Wednesday , October 18 2017
Home / SPECIAL: BLACK PEOPLE IN GERMANY / International Decade for People of African Descent launched in Germany
moneygram
Moctar Kamara, president of the Central Council of African Communities in Germany, addresses the launch of the International Decade for People of African Descent (2015–2024) in Berlin. The Decade highlights the human rights situation of the African diaspora worldwide and aims to fight racial discrimination and create visibility for the contribution of people of African descent in the societies they live in │© Engagement Global

International Decade for People of African Descent launched in Germany

The International Decade for People of African Descent, 2015–2024, was proclaimed by the UN General Assembly and adopted on 23 December 2013. The theme of the Decade is “People of African descent: recognition, justice and development”. The Decade highlights the human rights situation of the African diaspora worldwide and aims to fight racial discrimination and create visibility for the contribution of people of African descent in the societies they live in.

The seeds of the Decade were planted in 2001 at the UN World Conference against Racism, Racial Discrimination, Xenophobia and Related Intolerance in South Africa, which led to the adoption of the Durban Declaration and Programme of Action. In addition to declaring that the people of Africa had been victimised by slavery and continued to suffer as a result, the Declaration called for states to adopt specific steps to help to combat racism and xenophobia and to protect its victims.

The Decade was officially launched in Germany recently in Berlin in the presence of a representative of the UN High Commissioner for Human Rights. The theme of the event, jointly organised by the Central Council of African Communities in Germany, the Federal Anti-Discrimination Agency and Engagement Global, was “Human Rights in Practice: Experiences of People of African Descent in Germany”.

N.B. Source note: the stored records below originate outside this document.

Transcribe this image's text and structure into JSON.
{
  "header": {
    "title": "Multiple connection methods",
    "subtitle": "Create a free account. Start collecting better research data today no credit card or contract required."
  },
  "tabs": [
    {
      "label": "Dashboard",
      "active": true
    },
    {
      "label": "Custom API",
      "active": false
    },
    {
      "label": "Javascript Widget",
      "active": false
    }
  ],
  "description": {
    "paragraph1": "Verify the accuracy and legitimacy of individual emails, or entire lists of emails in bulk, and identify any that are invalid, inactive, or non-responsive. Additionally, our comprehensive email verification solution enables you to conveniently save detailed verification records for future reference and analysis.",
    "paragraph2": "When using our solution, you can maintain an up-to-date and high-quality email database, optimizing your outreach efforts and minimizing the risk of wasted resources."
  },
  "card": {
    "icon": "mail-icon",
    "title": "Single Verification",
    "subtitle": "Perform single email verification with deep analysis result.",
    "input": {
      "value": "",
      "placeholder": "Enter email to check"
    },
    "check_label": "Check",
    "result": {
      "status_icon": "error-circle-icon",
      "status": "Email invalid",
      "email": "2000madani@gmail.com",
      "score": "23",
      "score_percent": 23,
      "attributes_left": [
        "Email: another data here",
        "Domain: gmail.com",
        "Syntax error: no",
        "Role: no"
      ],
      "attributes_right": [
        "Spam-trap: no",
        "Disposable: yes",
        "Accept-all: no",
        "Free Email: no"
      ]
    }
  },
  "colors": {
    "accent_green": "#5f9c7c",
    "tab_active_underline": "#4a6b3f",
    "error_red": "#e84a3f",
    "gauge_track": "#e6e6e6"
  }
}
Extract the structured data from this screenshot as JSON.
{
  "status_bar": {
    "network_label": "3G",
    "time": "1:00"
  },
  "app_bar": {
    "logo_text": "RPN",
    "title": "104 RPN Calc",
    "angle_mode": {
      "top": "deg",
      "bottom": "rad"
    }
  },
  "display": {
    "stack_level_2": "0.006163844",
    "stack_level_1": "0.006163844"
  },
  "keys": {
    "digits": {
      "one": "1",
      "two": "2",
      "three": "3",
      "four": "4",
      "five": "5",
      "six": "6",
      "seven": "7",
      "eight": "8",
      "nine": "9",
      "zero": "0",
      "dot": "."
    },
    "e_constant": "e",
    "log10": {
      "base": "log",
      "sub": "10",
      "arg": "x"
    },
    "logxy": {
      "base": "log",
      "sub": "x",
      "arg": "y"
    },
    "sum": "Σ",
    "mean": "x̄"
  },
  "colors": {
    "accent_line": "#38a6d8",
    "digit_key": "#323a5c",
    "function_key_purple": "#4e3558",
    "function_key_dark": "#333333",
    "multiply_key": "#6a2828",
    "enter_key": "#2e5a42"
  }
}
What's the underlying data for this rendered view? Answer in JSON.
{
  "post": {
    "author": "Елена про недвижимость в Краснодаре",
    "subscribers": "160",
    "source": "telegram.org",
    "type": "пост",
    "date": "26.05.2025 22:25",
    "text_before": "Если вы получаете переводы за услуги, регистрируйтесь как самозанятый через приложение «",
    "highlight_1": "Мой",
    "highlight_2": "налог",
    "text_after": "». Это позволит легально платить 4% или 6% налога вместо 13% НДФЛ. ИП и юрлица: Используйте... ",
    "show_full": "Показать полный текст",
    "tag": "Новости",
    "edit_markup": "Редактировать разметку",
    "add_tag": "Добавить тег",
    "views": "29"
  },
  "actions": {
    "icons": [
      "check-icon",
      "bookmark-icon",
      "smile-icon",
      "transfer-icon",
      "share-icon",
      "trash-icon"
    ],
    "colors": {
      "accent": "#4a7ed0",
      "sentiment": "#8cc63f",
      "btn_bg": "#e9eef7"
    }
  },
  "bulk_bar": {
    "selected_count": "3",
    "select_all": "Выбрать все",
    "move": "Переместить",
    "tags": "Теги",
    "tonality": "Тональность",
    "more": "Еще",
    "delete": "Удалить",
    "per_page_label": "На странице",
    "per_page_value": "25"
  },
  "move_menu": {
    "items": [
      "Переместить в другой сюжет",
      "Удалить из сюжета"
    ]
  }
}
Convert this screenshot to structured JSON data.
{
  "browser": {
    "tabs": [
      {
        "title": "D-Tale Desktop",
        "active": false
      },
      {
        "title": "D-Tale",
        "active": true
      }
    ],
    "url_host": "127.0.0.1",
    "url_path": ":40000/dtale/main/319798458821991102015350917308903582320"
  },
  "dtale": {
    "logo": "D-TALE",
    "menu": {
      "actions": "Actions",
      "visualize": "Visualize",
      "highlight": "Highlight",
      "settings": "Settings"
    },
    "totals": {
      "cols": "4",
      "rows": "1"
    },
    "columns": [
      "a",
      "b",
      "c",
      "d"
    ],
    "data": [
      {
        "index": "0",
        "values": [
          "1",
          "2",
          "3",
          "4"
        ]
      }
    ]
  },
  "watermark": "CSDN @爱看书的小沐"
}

From left to right: Lioba Hirsch, Elizabeth Kaneza (the Decade’s Fellow for Germany), Virginia Wangare-Greiner and Dr Hendrik Cremer discussing the “Experiences of People of African Descent in Germany” │ © Peter Groth/Engagement Global
From left to right: Lioba Hirsch, Elizabeth Kaneza (the Decade’s Fellow for Germany), Virginia Wangare-Greiner and Dr Hendrik Cremer discussing the “Experiences of People of African Descent in Germany” │ © Peter Groth/Engagement Global


Moctar Kamara, president of the Central Council of African Communities in Germany, in his speech, said: “With recognition, we the African descendants mean the restoration of the dignity of people of African origin which has been damaged by racist colonial ideologies and oppression.”

Christine Lüders, Director of the Federal Anti-Discrimination Agency, underlined the meaning of the Decade: “The International Decade for People of African Descent reminds us of the massive discrimination, marginalisation and racism which many still experience. We see the Decade, therefore, as a big opportunity to promote enlightenment and knowledge and to strengthen and support people who suffer discrimination.”

Anita Reddy of Engagement Global, a funding department of the

Federal Ministry for Economic Co-operation and Development, stressed that to achieve the goals of the Decade, prejudices against people of African origin must be eliminated. These, she said, resulted from undifferentiated and racist images and therefore education has the potential to reduce these prejudices.

In his keynote address, Dr Karamba Diaby, SPD member of the Bundestag, called for political action to create equal opportunity for people of African descent. “The UN Decade reminds us politicians and the population as a whole what has been ignored for far too long: people of African descent are disproportionately affected by racial discrimination. For the social cohesion of our society, it is important to establish justice and to develop concepts that enable equal opportunities for all,” he added.

Dr Hendrik Cremer (German Institute for Human Rights), Virginia Wangare-Greiner (Maisha e.V.) and Lioba Hirsch (Initiative of Black People in Germany e.V.) spoke on the situation of Black people in Germany.

Dr Cremer called on the police to abolish discriminatory identity control.

“Black people in Germany are particularly affected by discriminatory control by the police. The High Administrative Court of Rhineland-Palatinate has determined in a recent verdict that identity check violates the constitutional prohibition of racial discrimination (Article 3, Paragraph 3) if the skin colour of the affected was decisive in carrying out a security check,” Cremer said.

He added that the underlying legal basis for such discriminatory security check in the Federal Police Law has been criticised in several instances by European and international human rights bodies. “This rule should therefore be abolished.”

In collaboration with the Central Council of African Communities in Germany, the Initiative of Black People in Germany and other civil society groups, the Kaneza Initiative for Dialogue and Empowerment co-ordinates the activities for the implementation of the Decade in Germany.

Elizabeth Kaneza, director of the Kaneza Initiative for Dialogue and Empowerment, is the Decade’s Fellow for Germany and one of the three Fellows in Europe appointed by the UN.